El proyecto de reforma laboral que se debate en el Senado encendió la alarma entre los abogados laboralistas, quienes advierten que, de aprobarse tal como salió de Diputados, afectará seriamente el ejercicio profesional. Los principales cuestionamientos apuntan a los artículos 20 y 277 de la iniciativa que modifica la Ley de Contrato de Trabajo.
El artículo 20 incorpora la figura de la “pluspetición objetiva”, que podría hacer responsables solidarios a los abogados por las costas del juicio si el monto reclamado en la demanda resulta superior al finalmente reconocido por el juez. Según especialistas, esto implicaría que, aun sin intención dolosa o mala fe, un letrado podría ser condenado a pagar los gastos del proceso por la diferencia rechazada, algo que hoy solo ocurre en casos de temeridad o malicia comprobada.
Por su parte, el artículo 277 habilita el pago de sentencias laborales en cuotas: hasta seis para grandes empresas y doce para pymes.
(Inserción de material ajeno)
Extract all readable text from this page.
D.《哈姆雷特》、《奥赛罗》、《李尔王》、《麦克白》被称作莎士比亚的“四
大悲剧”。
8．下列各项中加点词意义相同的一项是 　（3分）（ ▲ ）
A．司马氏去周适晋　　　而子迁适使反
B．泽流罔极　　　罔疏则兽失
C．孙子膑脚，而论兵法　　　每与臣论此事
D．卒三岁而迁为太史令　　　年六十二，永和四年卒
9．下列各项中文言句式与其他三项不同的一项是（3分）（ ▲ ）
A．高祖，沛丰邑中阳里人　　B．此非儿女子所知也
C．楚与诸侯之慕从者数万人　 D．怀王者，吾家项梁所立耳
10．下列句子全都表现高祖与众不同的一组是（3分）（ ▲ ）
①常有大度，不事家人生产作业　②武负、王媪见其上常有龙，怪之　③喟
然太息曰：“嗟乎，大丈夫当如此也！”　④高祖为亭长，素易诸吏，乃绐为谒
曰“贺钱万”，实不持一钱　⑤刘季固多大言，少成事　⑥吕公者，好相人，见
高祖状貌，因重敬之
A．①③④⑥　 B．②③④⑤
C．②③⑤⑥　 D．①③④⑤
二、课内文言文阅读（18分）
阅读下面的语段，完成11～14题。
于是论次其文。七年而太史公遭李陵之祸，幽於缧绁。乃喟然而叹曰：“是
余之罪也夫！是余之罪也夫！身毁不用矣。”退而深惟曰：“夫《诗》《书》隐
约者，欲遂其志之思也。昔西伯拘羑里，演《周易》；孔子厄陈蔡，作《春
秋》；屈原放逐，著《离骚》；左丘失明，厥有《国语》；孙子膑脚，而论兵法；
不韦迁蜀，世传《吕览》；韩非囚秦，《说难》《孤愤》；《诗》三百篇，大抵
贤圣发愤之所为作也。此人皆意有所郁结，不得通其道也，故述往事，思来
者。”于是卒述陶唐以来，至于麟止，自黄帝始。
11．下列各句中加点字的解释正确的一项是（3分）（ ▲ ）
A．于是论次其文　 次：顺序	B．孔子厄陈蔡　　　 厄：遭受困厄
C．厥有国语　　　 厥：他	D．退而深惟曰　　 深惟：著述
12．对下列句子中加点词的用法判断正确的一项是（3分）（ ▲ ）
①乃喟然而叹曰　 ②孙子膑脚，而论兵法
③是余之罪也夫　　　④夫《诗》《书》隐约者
Los abogados advierten que esto afecta tanto a los trabajadores como a los profesionales, especialmente en casos de pacto de cuota litis, donde los honorarios dependen de lo efectivamente cobrado. Consideran que la medida vulnera el carácter alimentario de los honorarios y el derecho de propiedad.
Desde los colegios y asociaciones de abogados sostienen que la reforma es discriminatoria, ya que no prevé sanciones similares para los letrados que representan a empleadores, y anticipan que, de sancionarse, habrá planteos de inconstitucionalidad. Además, rechazan el argumento de la “industria del juicio” y señalan que la litigiosidad responde, en gran medida, a altos niveles de informalidad laboral.
En este contexto, el debate sobre la reforma no solo enfrenta a Gobierno y oposición, sino que también abre un nuevo frente con el sector de abogados laboralistas, que advierte sobre un posible impacto estructural en la práctica del derecho del trabajo.